Don’t be surprised if your clients are walking into your office in a state of bewilderment over something they’ve read recently about the IRS’s distribution rules for inherited IRAs.

Until the law changed a few years ago, a client who was named as the beneficiary of a parent’s IRA, for example, could count on a relatively straightforward and tax-smart method of withdrawals called the “stretch IRA.” With the passage of the SECURE Act, that changed for many clients who inherited an IRA after December 31, 2019. Instead of taking distributions over their lifetimes, affected clients would need to withdraw the entire inherited IRA account within a 10-year period as calculated under the law.

Too bad about the loss of the stretch IRA, but we’ve all had time to adjust to the new IRS rules, right?

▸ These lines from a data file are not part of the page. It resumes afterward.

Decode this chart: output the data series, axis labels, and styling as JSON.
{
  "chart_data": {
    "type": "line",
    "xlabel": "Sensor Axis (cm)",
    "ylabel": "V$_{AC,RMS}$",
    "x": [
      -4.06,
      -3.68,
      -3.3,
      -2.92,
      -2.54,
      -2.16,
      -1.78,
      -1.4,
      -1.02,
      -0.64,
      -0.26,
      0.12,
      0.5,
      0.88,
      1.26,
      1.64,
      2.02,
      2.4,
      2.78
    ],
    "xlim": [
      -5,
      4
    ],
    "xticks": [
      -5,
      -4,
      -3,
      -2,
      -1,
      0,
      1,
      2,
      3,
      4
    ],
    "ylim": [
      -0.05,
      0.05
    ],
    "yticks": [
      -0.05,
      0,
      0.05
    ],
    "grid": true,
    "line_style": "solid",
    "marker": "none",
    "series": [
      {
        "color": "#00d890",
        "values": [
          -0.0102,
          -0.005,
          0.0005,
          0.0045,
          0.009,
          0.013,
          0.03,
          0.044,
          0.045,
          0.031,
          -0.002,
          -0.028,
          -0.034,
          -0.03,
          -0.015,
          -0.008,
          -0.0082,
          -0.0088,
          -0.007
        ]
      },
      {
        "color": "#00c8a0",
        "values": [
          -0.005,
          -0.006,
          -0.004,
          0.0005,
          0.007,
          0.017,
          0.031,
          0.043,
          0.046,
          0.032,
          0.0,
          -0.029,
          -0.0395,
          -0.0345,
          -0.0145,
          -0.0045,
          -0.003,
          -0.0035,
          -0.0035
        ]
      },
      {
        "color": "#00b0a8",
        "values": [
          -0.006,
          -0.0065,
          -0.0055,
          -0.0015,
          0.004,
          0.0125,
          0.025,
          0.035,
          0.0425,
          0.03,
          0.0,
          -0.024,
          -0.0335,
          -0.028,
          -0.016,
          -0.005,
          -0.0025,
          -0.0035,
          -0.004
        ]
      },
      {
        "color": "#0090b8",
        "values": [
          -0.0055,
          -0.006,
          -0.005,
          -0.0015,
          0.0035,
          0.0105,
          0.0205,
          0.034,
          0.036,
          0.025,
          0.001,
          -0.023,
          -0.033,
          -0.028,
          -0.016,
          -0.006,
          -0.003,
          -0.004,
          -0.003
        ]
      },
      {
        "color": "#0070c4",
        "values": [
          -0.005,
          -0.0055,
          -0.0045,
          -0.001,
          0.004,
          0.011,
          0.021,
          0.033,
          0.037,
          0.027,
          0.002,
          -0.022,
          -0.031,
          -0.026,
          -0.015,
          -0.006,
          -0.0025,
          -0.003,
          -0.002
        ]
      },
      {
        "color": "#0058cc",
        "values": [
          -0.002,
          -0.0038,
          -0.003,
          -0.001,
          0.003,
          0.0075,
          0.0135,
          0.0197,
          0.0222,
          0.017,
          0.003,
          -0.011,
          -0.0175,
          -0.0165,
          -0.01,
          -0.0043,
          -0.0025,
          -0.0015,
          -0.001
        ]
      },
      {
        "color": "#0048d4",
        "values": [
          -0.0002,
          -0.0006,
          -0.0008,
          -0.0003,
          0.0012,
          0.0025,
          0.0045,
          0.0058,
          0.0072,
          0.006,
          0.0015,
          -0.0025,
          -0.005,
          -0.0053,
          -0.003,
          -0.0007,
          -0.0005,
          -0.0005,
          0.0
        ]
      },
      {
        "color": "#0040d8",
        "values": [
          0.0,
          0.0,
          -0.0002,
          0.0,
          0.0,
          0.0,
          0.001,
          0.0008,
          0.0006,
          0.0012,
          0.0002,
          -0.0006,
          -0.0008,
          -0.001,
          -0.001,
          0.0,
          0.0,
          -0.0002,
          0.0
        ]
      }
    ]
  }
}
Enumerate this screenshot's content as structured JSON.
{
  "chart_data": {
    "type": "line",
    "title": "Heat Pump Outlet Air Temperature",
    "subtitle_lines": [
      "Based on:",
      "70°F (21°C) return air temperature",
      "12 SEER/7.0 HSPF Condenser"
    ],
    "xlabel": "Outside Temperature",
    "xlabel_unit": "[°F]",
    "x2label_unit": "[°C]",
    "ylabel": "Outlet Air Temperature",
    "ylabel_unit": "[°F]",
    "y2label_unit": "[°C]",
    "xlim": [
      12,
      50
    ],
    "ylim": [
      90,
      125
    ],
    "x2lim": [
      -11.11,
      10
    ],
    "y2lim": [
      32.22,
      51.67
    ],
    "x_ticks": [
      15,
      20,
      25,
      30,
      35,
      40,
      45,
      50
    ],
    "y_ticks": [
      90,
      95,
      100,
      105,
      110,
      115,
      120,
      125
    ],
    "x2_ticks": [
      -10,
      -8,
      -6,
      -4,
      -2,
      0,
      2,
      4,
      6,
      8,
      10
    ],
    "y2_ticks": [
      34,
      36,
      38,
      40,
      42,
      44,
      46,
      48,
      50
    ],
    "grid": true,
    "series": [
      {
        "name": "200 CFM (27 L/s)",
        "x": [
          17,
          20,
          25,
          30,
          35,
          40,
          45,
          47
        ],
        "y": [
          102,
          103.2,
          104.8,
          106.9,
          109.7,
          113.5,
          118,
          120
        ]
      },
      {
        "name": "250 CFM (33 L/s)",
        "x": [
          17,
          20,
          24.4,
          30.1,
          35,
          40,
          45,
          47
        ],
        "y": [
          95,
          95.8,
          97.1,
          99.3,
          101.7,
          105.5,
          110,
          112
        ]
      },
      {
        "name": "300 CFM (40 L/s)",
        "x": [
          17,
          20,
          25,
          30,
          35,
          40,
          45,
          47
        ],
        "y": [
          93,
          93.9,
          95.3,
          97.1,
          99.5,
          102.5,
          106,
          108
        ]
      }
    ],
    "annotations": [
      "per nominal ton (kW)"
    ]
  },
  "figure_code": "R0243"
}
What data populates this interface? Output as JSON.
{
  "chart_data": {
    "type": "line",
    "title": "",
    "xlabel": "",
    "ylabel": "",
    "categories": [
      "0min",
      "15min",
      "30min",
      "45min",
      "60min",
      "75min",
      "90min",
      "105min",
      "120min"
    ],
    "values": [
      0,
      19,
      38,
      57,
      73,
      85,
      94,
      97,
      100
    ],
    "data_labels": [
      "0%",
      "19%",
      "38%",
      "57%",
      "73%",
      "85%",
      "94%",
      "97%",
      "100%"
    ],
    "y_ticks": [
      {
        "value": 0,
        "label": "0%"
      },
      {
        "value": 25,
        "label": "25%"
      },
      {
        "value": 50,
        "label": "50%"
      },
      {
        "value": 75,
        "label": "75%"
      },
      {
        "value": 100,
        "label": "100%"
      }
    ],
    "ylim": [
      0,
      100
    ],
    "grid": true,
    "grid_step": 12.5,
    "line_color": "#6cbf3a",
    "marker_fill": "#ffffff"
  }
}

Unfortunately, no. The IRS rules are, at the moment, clear as mud. Concern escalated when the IRS issued proposed (but not yet final) regulations earlier this year. Advisors and clients are facing an acute discrepancy between what had been understood by practitioners immediately after the SECURE Act was passed, on one hand, and what the IRS has included in the proposed regulations, on the other.

Specifically, some non-spouse beneficiaries of an inherited IRA may not be able to wait until the 10-year post-inheritance mark to fully withdraw the funds in a lump sum, but instead, according to the proposed regulations, must begin taking annual distributions immediately following the inheritance and throughout the statutory 10-year period during which all funds must be withdrawn. This is a hard pill to swallow for clients who were counting on years of additional tax-free growth and who had hoped to defer an income tax hit until a lower-income year.

The situation is complicated but worth understanding because of the potential headaches the proposed regulation could cause for your clients who are caught in the gray area (this very clear article is helpful).

On the bright side, the current state of confusion could present an opportunity to serve your philanthropic clients, as inherited IRAs can also make QCDs. Some might prefer the joy of making disbursements to charity over the rigors of still-fuzzy regulation.